Surprisingly, they never ask for any direct contributions: “ONE isn’t asking for your money, we’re asking for your voice. ONE does not accept donations. Instead, we hope that you’ll take action with ONE by contacting Congress, the President and other elected officials and ask them to do even more to fight global AIDS and extreme poverty. We encourage you to sign the ONE declaration and help by spreading the word about the ONE Campaign by talking about it with your friends, family and co-workers. Additionally, you can show your community that you support ONE by purchasing ONE merchandise on our website.”
Just sign our petition! Just call President Bush! Wear our wristband! That’s all it takes to make poverty history! You don’t even need to give a dime!
What a bizarre method. Why not appeal to our consciences directly and ask every American to donate 1 percent of our personal budget to the poverty-fighting charity of our choice? The ONE Campaign made significant inroads with the religious communities—having them demand more from the government. Why not ask for a tithe? Why not call for personal contributions instead of political noise-making?

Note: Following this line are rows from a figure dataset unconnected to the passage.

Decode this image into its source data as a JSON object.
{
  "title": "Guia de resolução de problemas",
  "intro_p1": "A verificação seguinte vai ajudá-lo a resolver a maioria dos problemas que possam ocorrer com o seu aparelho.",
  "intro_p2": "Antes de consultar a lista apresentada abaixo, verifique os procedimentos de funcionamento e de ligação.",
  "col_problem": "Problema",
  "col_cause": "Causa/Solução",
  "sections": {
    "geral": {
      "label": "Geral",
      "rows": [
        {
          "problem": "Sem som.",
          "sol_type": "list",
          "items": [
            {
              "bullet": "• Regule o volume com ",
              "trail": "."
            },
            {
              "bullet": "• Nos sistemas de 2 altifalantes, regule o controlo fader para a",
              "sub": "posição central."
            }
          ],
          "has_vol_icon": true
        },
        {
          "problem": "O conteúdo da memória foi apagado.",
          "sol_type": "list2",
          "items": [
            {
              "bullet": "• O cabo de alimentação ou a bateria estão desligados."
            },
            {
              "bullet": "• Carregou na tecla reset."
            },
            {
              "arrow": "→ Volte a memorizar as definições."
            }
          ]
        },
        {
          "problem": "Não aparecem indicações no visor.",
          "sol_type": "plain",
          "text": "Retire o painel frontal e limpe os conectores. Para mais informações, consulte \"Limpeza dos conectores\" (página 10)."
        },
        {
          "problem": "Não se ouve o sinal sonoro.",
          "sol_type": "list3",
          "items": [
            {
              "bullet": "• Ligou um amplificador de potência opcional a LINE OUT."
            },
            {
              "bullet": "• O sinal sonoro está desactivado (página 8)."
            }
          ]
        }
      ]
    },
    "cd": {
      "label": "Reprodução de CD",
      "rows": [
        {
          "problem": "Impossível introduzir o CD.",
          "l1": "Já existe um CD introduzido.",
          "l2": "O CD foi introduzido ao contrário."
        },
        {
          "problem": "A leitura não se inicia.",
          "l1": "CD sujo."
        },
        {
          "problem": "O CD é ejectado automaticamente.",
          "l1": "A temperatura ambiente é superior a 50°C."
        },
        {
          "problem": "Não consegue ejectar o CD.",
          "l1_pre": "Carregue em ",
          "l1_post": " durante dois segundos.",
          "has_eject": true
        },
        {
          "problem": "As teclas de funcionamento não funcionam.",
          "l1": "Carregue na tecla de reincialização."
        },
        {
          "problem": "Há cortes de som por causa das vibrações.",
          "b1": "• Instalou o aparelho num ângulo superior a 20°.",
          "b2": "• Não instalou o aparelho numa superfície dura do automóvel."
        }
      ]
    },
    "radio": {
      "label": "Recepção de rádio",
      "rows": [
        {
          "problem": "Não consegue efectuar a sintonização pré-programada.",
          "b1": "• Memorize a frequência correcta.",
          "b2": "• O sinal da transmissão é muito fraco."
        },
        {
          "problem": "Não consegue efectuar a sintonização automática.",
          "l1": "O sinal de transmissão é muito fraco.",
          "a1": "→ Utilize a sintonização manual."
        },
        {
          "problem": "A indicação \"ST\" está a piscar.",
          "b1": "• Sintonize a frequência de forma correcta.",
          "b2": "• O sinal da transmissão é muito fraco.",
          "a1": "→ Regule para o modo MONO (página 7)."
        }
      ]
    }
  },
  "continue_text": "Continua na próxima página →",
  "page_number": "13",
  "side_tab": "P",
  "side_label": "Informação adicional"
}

But that would require sacrifice. And that wouldn’t sell. Nor would it be trendy. It’s so much easier to say we can fight AIDS by buying Armani and Gap. It’s so much easier to say we’ll end world poverty by telling Congress to do something about it. My “good-looking” “fine self” sleeps so much better at night knowing that my (RED) purchase has bought pills for someone in Africa, that my signature on the ONE declaration means I’ve done my part.